Hieraus lässt sich eine Vielzahl von Fragestellungen ableiten:

- Welche kommunikationspsychologischen Stolperfallen führen dazu, dass Patienten nicht das tun, worum wir sie bitten?

- Warum befolgen manche Patienten ärztliche Anordnungen nicht?

- Wie kann man Patienten zu mehr Therapietreue motivieren?

- Patientenzufriedenheit erhöhen und gleichzeitig stressfreier arbeiten – geht das überhaupt?

- Kann man eine gastliche Atmosphäre aufbauen und dabei sogar Zeit sparen? Wann sind Patienten mit der Betreuung in einem Krankenhaus tatsächlich zufrieden?

- Warum verhalten sich gestandene Menschen als Patient in einem Krankenhaus plötzlich völlig anders als beim täglichen Einkauf im Supermarkt?

- Warum versteht mein Gesprächspartner eine Aussage ganz anders, als ich sie gemeint habe? Wie kann ich das vermeiden?

- Wie gehe ich mit unzufriedenen oder aggressiven Patienten um?

- Wie schafft man es, Aussagen von Angehörigen nicht persönlich zu nehmen?

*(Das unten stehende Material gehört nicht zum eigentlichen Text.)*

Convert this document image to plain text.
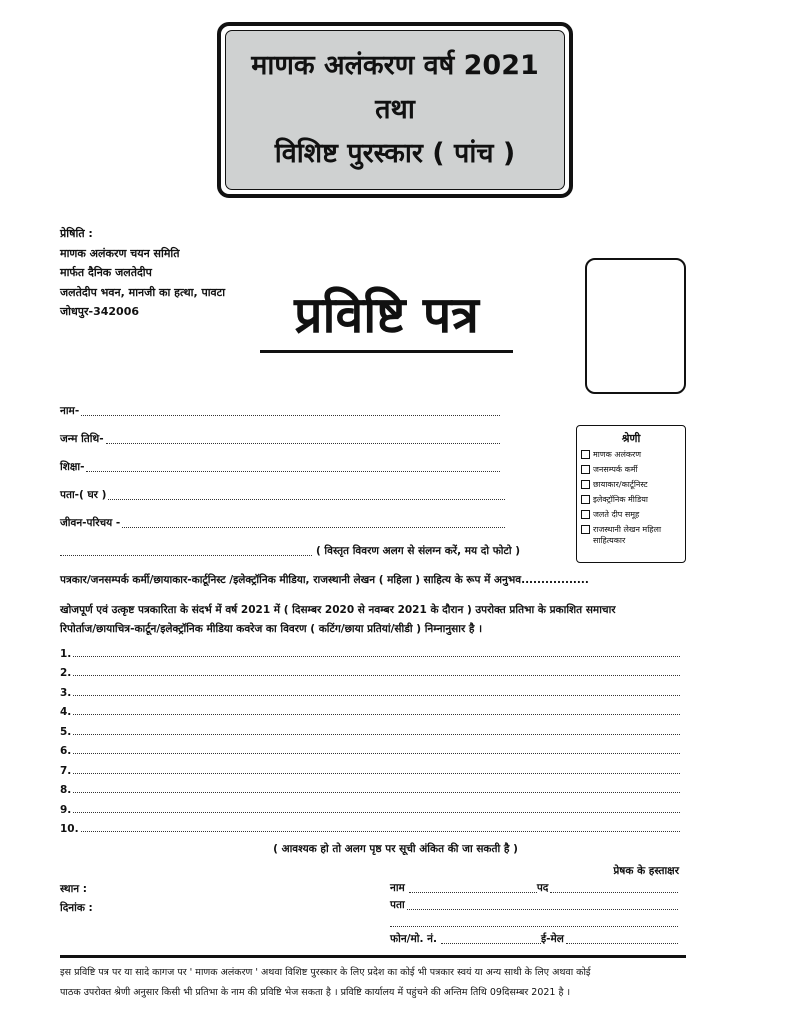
माणक अलंकरण वर्ष 2021
तथा
विशिष्ट पुरस्कार ( पांच )
प्रेषिति :
माणक अलंकरण चयन समिति
मार्फत दैनिक जलतेदीप
जलतेदीप भवन, मानजी का हत्था, पावटा
जोधपुर-342006	प्रविष्टि पत्र
श्रेणी
माणक अलंकरण
जनसम्पर्क कर्मी
छायाकार/कार्टूनिस्ट
इलेक्ट्रॉनिक मीडिया
जलते दीप समूह
राजस्थानी लेखन महिला साहित्यकार
नाम-
जन्म तिथि-
शिक्षा-
पता-( घर )
जीवन-परिचय -
( विस्तृत विवरण अलग से संलग्न करें, मय दो फोटो )
पत्रकार/जनसम्पर्क कर्मी/छायाकार-कार्टूनिस्ट /इलेक्ट्रॉनिक मीडिया, राजस्थानी लेखन ( महिला ) साहित्य के रूप में अनुभव.................
खोजपूर्ण एवं उत्कृष्ट पत्रकारिता के संदर्भ में वर्ष 2021 में ( दिसम्बर 2020 से नवम्बर 2021 के दौरान ) उपरोक्त प्रतिभा के प्रकाशित समाचार
रिपोर्ताज/छायाचित्र-कार्टून/इलेक्ट्रॉनिक मीडिया कवरेज का विवरण ( कटिंग/छाया प्रतियां/सीडी ) निम्नानुसार है ।
1.
2.
3.
4.
5.
6.
7.
8.
9.
10.
( आवश्यक हो तो अलग पृष्ठ पर सूची अंकित की जा सकती है )
प्रेषक के हस्ताक्षर
स्थान :
दिनांक :
नाम	पद
पता
फोन/मो. नं.	ई-मेल
इस प्रविष्टि पत्र पर या सादे कागज पर ' माणक अलंकरण ' अथवा विशिष्ट पुरस्कार के लिए प्रदेश का कोई भी पत्रकार स्वयं या अन्य साथी के लिए अथवा कोई
पाठक उपरोक्त श्रेणी अनुसार किसी भी प्रतिभा के नाम की प्रविष्टि भेज सकता है । प्रविष्टि कार्यालय में पहुंचने की अन्तिम तिथि 09दिसम्बर 2021 है ।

- Wie kann man Ruhe bewahren und freundlich bleiben, selbst wenn der Andere unfair und übergriffig wird? Muss man sich alles gefallen lassen?

- Wie lassen sich schwierige Situation gekonnt entschärfen?

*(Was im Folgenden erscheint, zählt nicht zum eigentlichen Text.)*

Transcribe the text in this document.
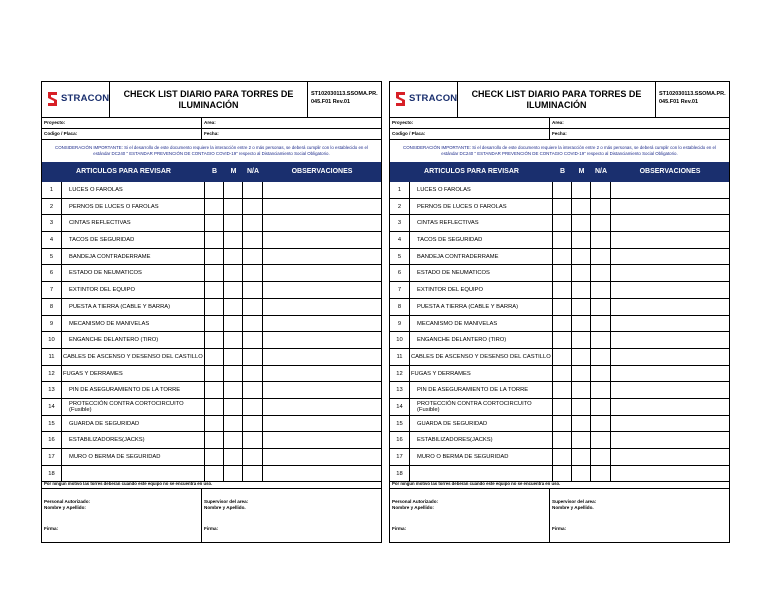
STRACON CHECK LIST DIARIO PARA TORRES DE ILUMINACIÓN
ST102030113.SSOMA.PR.045.F01 Rev.01
Proyecto:	Area:
Codigo / Placa:	Fecha:
CONSIDERACIÓN IMPORTANTE: Si el desarrollo de este documento requiere la interacción entre 2 o más personas, se deberá cumplir con lo establecido en el estándar DC240 " ESTANDAR PREVENCIÓN DE CONTAGIO COVID-19" respecto al Distanciamiento Social Obligatorio.
ARTICULOS PARA REVISAR	B	M	N/A	OBSERVACIONES
1	LUCES O FAROLAS
2	PERNOS DE LUCES O FAROLAS
3	CINTAS REFLECTIVAS
4	TACOS DE SEGURIDAD
5	BANDEJA CONTRADERRAME
6	ESTADO DE NEUMATICOS
7	EXTINTOR DEL EQUIPO
8	PUESTA A TIERRA (CABLE Y BARRA)
9	MECANISMO DE MANIVELAS
10	ENGANCHE DELANTERO (TIRO)
11	CABLES DE ASCENSO Y DESENSO DEL CASTILLO
12	FUGAS Y DERRAMES
13	PIN DE ASEGURAMIENTO DE LA TORRE
14	PROTECCIÓN CONTRA CORTOCIRCUITO (Fusible)
15	GUARDA DE SEGURIDAD
16	ESTABILIZADORES(JACKS)
17	MURO O BERMA DE SEGURIDAD
18
Por ningun motivo las torres deberan cuando este equipo no se encuentra en uso.
Personal Autorizado:
Nombre y Apellido:
Firma:
Supervisor del area:
Nombre y Apellido.
Firma:
STRACON CHECK LIST DIARIO PARA TORRES DE ILUMINACIÓN
ST102030113.SSOMA.PR.045.F01 Rev.01
Proyecto:	Area:
Codigo / Placa:	Fecha:
CONSIDERACIÓN IMPORTANTE: Si el desarrollo de este documento requiere la interacción entre 2 o más personas, se deberá cumplir con lo establecido en el estándar DC240 " ESTANDAR PREVENCIÓN DE CONTAGIO COVID-19" respecto al Distanciamiento Social Obligatorio.
ARTICULOS PARA REVISAR	B	M	N/A	OBSERVACIONES
1	LUCES O FAROLAS
2	PERNOS DE LUCES O FAROLAS
3	CINTAS REFLECTIVAS
4	TACOS DE SEGURIDAD
5	BANDEJA CONTRADERRAME
6	ESTADO DE NEUMATICOS
7	EXTINTOR DEL EQUIPO
8	PUESTA A TIERRA (CABLE Y BARRA)
9	MECANISMO DE MANIVELAS
10	ENGANCHE DELANTERO (TIRO)
11	CABLES DE ASCENSO Y DESENSO DEL CASTILLO
12	FUGAS Y DERRAMES
13	PIN DE ASEGURAMIENTO DE LA TORRE
14	PROTECCIÓN CONTRA CORTOCIRCUITO (Fusible)
15	GUARDA DE SEGURIDAD
16	ESTABILIZADORES(JACKS)
17	MURO O BERMA DE SEGURIDAD
18
Por ningun motivo las torres deberan cuando este equipo no se encuentra en uso.
Personal Autorizado:
Nombre y Apellido:
Firma:
Supervisor del area:
Nombre y Apellido.
Firma:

- Kann man Angehörigen tatsächlich ihre Angst nehmen, indem man ihnen versichert, sie bräuchten sich keine Sorgen zu machen?

- Wie kann man Beschwerden über lange Wartezeiten vermeiden?

- Welche Rolle spielt der erste Eindruck beim Kontakt mit Patienten und Angehörigen?

- Erschaffen wir uns schwierige Patienten manchmal selbst?

- Beeinflusst unsere Wortwahl unter Umständen sogar den Behandlungserfolg? Und wenn ja, wie und warum?

Und zu guter Letzt: Was hat all das mit Vivaldi, Waschpulver, Zirkuselefanten und der eigenen Schwiegermutter zu tun?

3 Ich verwende diesen Begriff im weiteren Verlauf als Synonym für Ärzte und Pflegekräfte.

4 Vgl. Simon & Mehmecke (2017). In Ländern wie der Schweiz oder Holland liegen diese Werte bei 1:8 bzw. 1:7. Im Bundesstaat Kalifornien sogar nur bei 1:5,3.

5 Vgl. Bartens (2013), vgl. Stahl & Nadj-Kittler (2016). Im Laufe ihres Berufslebens führen Ärzte Schätzungen zufolge durchschnittlich zwischen 150.000 und 200.000 Patientengespräche. Sie verbringen somit ca. 60 – 80% ihrer täglichen Arbeitszeit im Dialog mit Patienten.